Community-based interventions can:
- Address acute mental health needs during crises
- Promote long-term recovery
- Empower communities and individuals to rebuild
- Increase likelihood of successful recovery
What organizations can do:
- Integrate mental health support into emergency response plans
- Train emergency responders in first-line psychological support
- Respect and leverage local cultural resources
- Allocate resources to long-term trauma-informed care
If you have mental health challenges associated with recent disasters, you can:
- Seek professional support. If you’re in crisis, do this sooner rather than later, or call 988 right now.
- Allow yourself time to adjust. Figuratively speaking, wait for the dust to settle, then assess your current state of mental health.
- Talk to friends, family, and/or participate in community support groups.
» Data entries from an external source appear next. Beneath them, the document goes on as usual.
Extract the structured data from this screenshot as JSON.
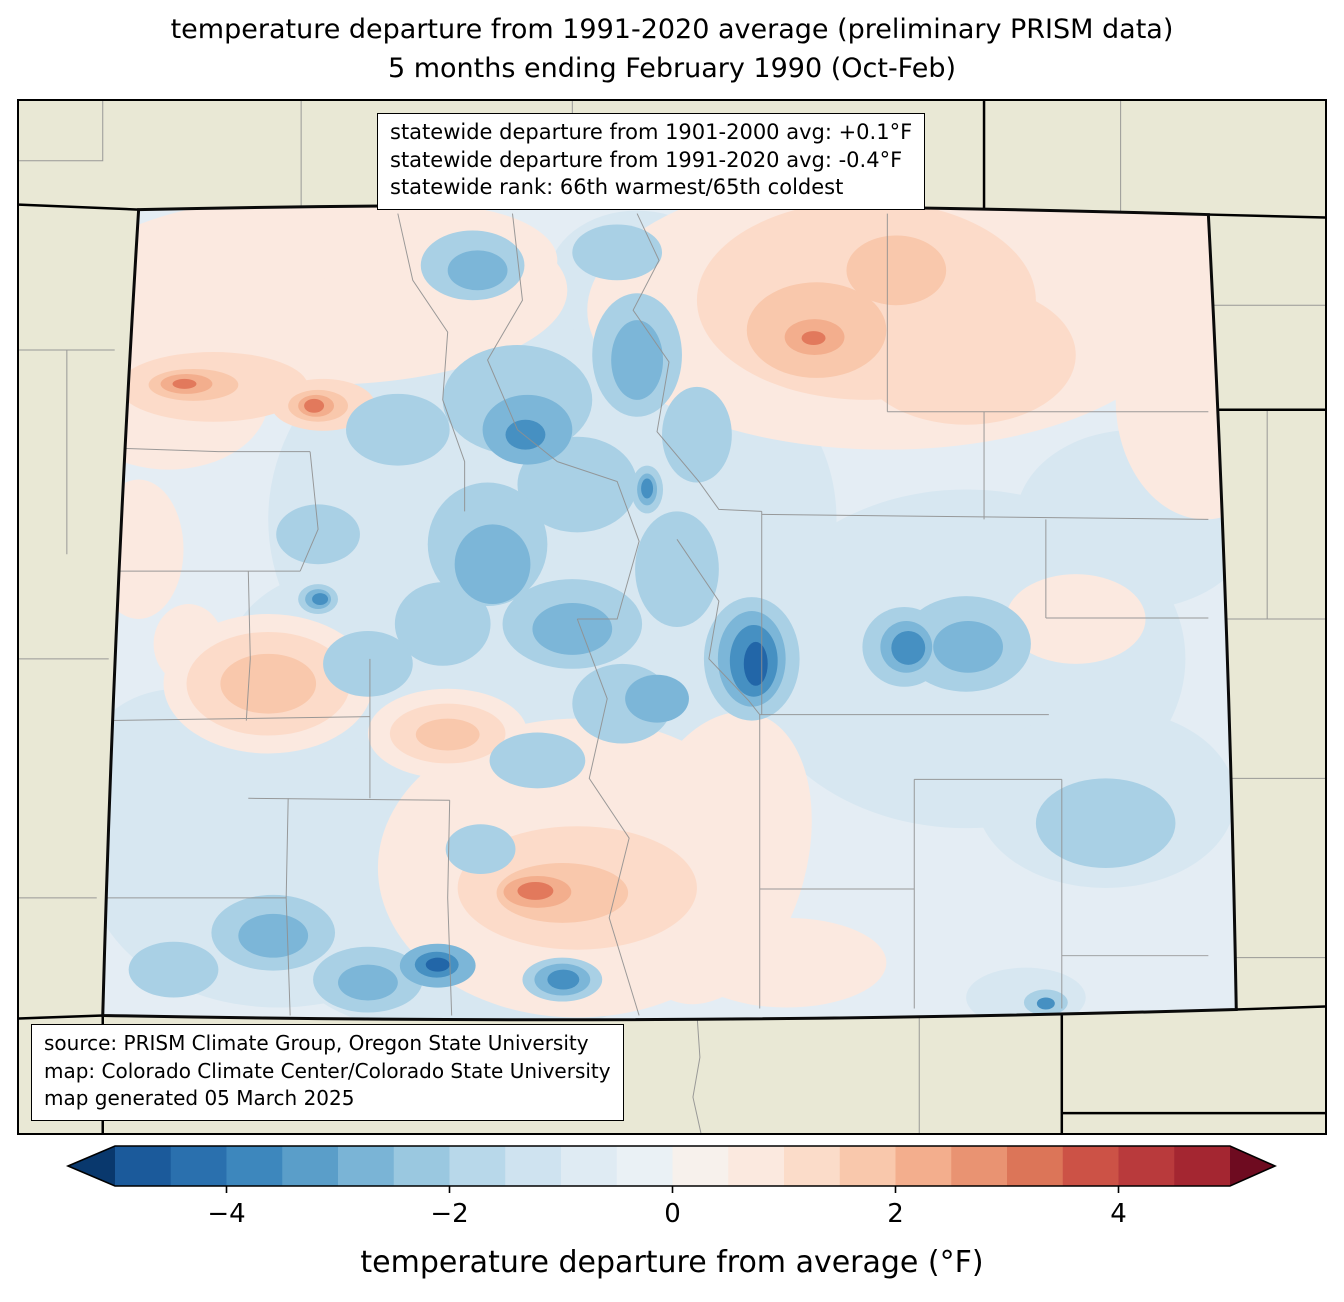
{
  "title": {
    "line1": "temperature departure from 1991-2020 average (preliminary PRISM data)",
    "line2": "5 months ending February 1990 (Oct-Feb)"
  },
  "stats_box": {
    "line1": "statewide departure from 1901-2000 avg: +0.1°F",
    "line2": "statewide departure from 1991-2020 avg: -0.4°F",
    "line3": "statewide rank: 66th warmest/65th coldest"
  },
  "source_box": {
    "line1": "source: PRISM Climate Group, Oregon State University",
    "line2": "map: Colorado Climate Center/Colorado State University",
    "line3": "map generated 05 March 2025"
  },
  "colorbar": {
    "label": "temperature departure from average (°F)",
    "range": [
      -5,
      5
    ],
    "ticks": [
      {
        "value": -4,
        "label": "−4"
      },
      {
        "value": -2,
        "label": "−2"
      },
      {
        "value": 0,
        "label": "0"
      },
      {
        "value": 2,
        "label": "2"
      },
      {
        "value": 4,
        "label": "4"
      }
    ],
    "under_color": "#09386d",
    "over_color": "#6e0b20",
    "segment_colors": [
      "#1b5a9b",
      "#2a70ae",
      "#3d87bd",
      "#5a9ec9",
      "#7ab4d6",
      "#9ac8e0",
      "#b8d8ea",
      "#cfe3f0",
      "#dfebf3",
      "#eaf1f5",
      "#f7f1ec",
      "#fbe9df",
      "#fbdcc9",
      "#f9c8ac",
      "#f3ae8d",
      "#e99372",
      "#dc7558",
      "#cc5246",
      "#b93a3c",
      "#a42631"
    ]
  },
  "map_colors": {
    "outside_background": "#e9e8d5",
    "state_border": "#0a0a0a",
    "county_lines": "#909090",
    "base_fill": "#e4edf4"
  }
}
Sometimes simply talking to and listening to people with a shared experience makes all the difference.
- If you’ve been displaced, do your best to engage in healthy behaviors and activities that reduce stress.
- If possible, re-establish your daily routines, and work to discover/create your new normal
Finally, the American Psychological Association advises against making major life decisions such as changing jobs or moving until time passes: the stress of disaster combined with mental health consequences may make good decision-making more difficult than in non-stressful times.
Extend Empathy, Practice Compassion
The WHO indicates that in 2024 alone, over 123 million people were displaced from their homes against their will either by conflict, persecution, or disaster. While each of these people need access to healthy food, clean water, effective medicine, and safe shelter, they also need evidence-based mental health support.
Why?
According to the WHO:
Mental health is essential for rebuilding lives after a disaster.
This is true for anyone, anywhere, who’s the victim of an environmental or natural event like a hurricane or a flood, or a human-made disaster like an armed conflict, a refugee crisis, or famine. In every case, people are at serious risk of long-term harm, and need organized, targeted support in order to recover and restore a sense of balance, calm, and normalcy to their lives. When you support efforts to improve mental health in your community, everyone benefits.